Cold devon wrapped around cold mashed potato. The Australian name of this oddball canape is a source of mystery. In England they're sometimes referred to as ladybirds (a winsome name compared to devils on horseback, say) but domestically they seem to drift along under the label of devon rolls. Please get in touch if you have better suggestions. (They're not pigs in blankets, by the way, which is a sausage wrapped in bread.) Whatever you want to call it, there's a reason this abuse of the senses has been an endangered species since 1994.

Anything wrapped with flaky puff pastry. No one wants a chest covered in pastry dandruff.

A spoon best left for pho.

A spoon is best left for pho. Photo: Shuttershock

Anything served on an amuse bouche spoon. You know the spoons – the ones designed for slurping pho that are too wide to get your mouth around.

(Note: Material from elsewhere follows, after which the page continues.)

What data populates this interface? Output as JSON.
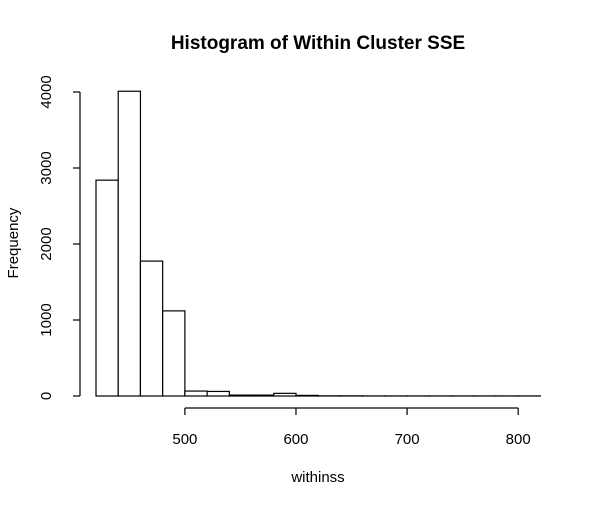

And where do you put the spoon once you've had your fill of ceviche? Ergh. A Belgian endive leaf is the superior hors d'oeuvres vessel, unless you're serving soup. But then, what are you doing serving soup at a party, you maniac?

Tiny chorizos on toothpicks. Or anything else likely to Vesuvius with fat on the first bite and cover you and your nearest neighbour with molten grease.

Blue cheese. Ever notice how anything with a blue mould is the last cheese left on a platter? That's because a lot of people really bloody hate blue cheese. It'll also be the only thing on the table you'll smell after an hour at room temperature so double down on double brie instead.